Despite many laudable qualities, the value of the two volumes taken
together, and each volume taken separately, is diminished by a certain
repetitiousness. For example, virtually every essay in Searching
reiterates Hernandez's basic biographical information and royal
commission. The books also display an excess of antiquarian detail and
contextual fill. The baroque delineation of the many Hernandez works
that do not actually exist is worthy of Borges, while the elaborate
speculation on the formative period of a life that left no documentary
trail is stretched to the point of parody. It is also hard to see why
Stanford deemed it necessary to publish the books in large-format
edition, suggesting a pictorial splendour that the edition does not
deliver. Though the surviving 60 Hernandez sketches of New World flora
and fauna are usefully reproduced in The Mexican Treasury, and a number
of paintings and prints intended to evoke the later influence of
Hernandez decorate The Secrets of Nature, the quality of the
reproductions is poor and they are very small. Each volume has an index,
and they are helpful, but considering the enormous emphasis placed on
bibliographical provenance, it is unfortunate and odd that neither
volume has a bibliography.
Most of all, though, based on the information presented by the
editors and other learned contributors, I cannot help but feel that a
great opportunity was missed to present finally a coherent scholarly
edition of The Natural History of New Spain, the great work that
Hernandez planned, drafted, and amended, but never saw published--and
which subsequently appeared in print only in partial, confused, and
rewritten fashion over the subsequent two centuries. If we are to
believe Chabran and Varey's introduction to the problem of the
Hernandez texts, and Jesus Bustamante's admirable summary of the
mystery and history of the manuscripts that were to be the basis of The
Natural History, what was intended to be the great work does essentially
exist in manuscript form, and an intelligently edited and abridged
scholarly edition of it would have been possible. Rather than issues of
manuscript ownership, time and labour commitments, or academic fashion
preventing them from embarking on such a project, the editors maintain
that it was their choice to present a broad selection of texts
(including Hernandez's letters to the King and his will), and then
to highlight the importance of Hernandez to the Western intellectual
tradition by publishing portions of his work--and particularly those
based on the Natural History manuscript--that made their way into the
work of Spanish scientists and those of the Low Countries and England.

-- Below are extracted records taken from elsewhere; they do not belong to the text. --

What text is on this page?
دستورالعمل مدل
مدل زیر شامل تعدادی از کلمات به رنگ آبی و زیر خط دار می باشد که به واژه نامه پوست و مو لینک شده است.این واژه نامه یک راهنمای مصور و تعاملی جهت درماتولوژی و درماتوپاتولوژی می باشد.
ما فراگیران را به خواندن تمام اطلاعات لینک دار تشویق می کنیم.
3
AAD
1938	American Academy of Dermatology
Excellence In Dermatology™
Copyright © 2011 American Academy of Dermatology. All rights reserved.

But surely those specialists engaged enough by the puzzle of
intellectual transmission and mutilated reincarnation of
Hernandez's manuscript would be better off reading the
editors' version of this and then seeking out the texts themselves
for corroboration. Meanwhile the general scholar is frustrated by the
piecemeal and once-, twice-, or thrice-removed snippets of Hernandez in
the work of such authors as Nardo Antonio Recchi, Johannes de Laet, and
James Petiver. Given the institutional, financial, and intellectual
resources behind this project, a more lasting, notable, and provocative
contribution might have been made by reconstituting a critical edition
of the Natural History, and gracing it with a pared-down number of the
best introductory essays. Amongst other things, this would have seen
into print what the editors allege was the conservation of an Aztec
poetic taxonomy in the Hernandez manuscript--one stripped by later
re-presenters of parts of the manuscript in their effort to make sense
of Hernandez for their own intellectual milieux.